Остеокласты уникальный гигантские многоядерные клетки, расположенные на или вблизи поверхности кости и принадлежат к моноцитов/макрофагов семьи1. Ibbotson K. J. и др. сообщил метод для создания остеокластов подобных клеток в пробирке с средой, содержащей 1,25-дигидрокси витамин D35. Выявление макрофагальный колонии стимулирующий фактор (M-CSF) и рецепторов активатор для ядерного фактора κ B лиганда (RANKL) как основные факторы формирования остеокластов резко повысило эффективность osteoclastogenesis в пробирке 1 , 6 , 7. способность культуры остеокласты в vitro улучшилось наше понимание поколения и регулирование остеокластов.
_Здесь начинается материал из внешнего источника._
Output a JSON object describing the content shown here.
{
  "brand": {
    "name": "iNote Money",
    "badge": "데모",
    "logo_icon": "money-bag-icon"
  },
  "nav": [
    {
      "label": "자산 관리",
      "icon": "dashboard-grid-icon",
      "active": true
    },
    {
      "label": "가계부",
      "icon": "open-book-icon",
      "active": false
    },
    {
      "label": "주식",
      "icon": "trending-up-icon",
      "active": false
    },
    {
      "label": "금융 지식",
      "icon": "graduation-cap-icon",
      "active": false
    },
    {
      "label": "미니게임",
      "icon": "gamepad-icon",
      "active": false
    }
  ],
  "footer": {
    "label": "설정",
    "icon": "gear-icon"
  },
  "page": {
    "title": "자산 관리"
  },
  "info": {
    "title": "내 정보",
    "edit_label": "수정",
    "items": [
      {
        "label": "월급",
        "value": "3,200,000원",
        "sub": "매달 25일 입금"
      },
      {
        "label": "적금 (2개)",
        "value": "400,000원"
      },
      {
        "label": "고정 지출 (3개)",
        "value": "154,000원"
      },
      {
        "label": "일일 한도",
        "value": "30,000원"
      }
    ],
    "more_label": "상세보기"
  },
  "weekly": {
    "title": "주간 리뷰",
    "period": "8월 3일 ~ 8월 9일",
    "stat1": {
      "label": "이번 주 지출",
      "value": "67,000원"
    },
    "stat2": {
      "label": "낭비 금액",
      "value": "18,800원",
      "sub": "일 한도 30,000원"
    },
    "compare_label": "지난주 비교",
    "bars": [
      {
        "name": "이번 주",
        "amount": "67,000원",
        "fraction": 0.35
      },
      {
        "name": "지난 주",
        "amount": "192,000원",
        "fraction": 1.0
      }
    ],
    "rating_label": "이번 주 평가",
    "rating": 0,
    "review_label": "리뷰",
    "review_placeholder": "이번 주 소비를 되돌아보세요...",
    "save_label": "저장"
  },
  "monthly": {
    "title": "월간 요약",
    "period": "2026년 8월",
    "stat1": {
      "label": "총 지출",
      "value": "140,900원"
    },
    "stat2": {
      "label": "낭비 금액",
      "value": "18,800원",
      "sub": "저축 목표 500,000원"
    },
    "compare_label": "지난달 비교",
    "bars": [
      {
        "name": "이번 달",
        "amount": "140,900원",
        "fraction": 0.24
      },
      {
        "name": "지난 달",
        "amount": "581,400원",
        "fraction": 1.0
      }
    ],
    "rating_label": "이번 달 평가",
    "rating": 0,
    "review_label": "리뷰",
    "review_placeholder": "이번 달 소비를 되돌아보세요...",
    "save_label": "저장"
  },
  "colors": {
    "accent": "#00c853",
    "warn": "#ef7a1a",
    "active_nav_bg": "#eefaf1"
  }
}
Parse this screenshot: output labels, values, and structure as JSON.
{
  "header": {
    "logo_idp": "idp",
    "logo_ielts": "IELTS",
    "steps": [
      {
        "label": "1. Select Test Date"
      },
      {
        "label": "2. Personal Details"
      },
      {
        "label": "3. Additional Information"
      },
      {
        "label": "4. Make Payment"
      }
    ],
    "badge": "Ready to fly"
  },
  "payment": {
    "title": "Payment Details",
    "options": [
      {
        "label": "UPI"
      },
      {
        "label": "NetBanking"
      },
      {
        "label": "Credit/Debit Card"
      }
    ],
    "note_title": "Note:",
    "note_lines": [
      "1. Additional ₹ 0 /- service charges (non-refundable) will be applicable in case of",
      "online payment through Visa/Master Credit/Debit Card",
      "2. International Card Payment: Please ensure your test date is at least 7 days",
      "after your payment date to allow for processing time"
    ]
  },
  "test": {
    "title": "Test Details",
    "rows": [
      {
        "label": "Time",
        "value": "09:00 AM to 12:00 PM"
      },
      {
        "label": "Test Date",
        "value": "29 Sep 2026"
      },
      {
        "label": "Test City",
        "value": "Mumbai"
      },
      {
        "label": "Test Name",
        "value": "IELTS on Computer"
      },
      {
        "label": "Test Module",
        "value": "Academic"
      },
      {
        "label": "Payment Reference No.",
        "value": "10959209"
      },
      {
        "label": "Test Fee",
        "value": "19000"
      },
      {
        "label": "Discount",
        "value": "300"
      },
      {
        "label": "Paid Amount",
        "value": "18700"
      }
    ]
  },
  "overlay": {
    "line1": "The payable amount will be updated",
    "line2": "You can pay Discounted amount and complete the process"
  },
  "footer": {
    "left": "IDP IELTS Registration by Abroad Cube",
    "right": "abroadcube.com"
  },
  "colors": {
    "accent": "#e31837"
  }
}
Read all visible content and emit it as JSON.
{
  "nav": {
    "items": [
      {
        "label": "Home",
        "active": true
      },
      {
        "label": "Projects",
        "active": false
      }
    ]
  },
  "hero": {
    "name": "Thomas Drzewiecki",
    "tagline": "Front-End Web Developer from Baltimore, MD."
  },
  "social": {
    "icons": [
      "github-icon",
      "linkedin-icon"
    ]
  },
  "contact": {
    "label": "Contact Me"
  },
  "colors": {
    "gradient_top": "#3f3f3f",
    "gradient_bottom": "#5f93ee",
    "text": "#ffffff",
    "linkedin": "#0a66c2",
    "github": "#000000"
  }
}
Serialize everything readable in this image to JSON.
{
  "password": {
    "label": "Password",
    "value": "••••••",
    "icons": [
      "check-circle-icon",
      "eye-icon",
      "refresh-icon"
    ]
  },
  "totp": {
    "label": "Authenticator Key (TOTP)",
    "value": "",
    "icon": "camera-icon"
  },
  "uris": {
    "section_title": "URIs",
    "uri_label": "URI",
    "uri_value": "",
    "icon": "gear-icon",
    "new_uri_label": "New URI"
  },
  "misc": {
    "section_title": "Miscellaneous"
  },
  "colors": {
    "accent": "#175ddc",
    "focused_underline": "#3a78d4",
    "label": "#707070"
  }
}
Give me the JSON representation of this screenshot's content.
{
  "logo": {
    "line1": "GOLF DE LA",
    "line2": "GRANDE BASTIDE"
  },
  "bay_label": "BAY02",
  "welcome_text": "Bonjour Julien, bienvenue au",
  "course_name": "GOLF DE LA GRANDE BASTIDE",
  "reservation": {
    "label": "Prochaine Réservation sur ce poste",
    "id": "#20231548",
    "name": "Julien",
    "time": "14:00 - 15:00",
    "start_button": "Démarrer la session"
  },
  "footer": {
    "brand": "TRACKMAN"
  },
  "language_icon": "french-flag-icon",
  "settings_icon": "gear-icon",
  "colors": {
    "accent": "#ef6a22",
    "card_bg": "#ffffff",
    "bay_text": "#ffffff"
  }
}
Млекопитающих/механистический цель rapamycin (mTOR) функций в двух структурно и функционально различных комплексов, а именно mTORC1 и mTORC28,9. Два различных белковых комплексов отличаются друг от друга из-за их различных компонентов и ниже по течению субстратов. mTORC1 содержит уникальные регулирования связанных белков mTOR (хищника), а mTORC2 rapamycin нечувствительным компаньон mTOR (Rictor)9. mTORC1 можно интегрировать и передавать важные сигналы регулировать рост клеток, пролиферации и дифференцировки. Недавно мы продемонстрировали, что mTORC1 играет ключевую роль в сети катаболических костную резорбцию путем удаления Raptor для инактивации mTORC1 в остеокласты10. Однако основные механизмы требуют дальнейшего изучения. В настоящем исследовании на основе RANKL osteoclastogenic метод был использован для создания остеокласты из костного мозга, полученных макрофагов (BMMs) одичал типа (WT) и рэпCtsk мышей, а также изучить влияние инактивирование mTORC1 на остеокластов формирование.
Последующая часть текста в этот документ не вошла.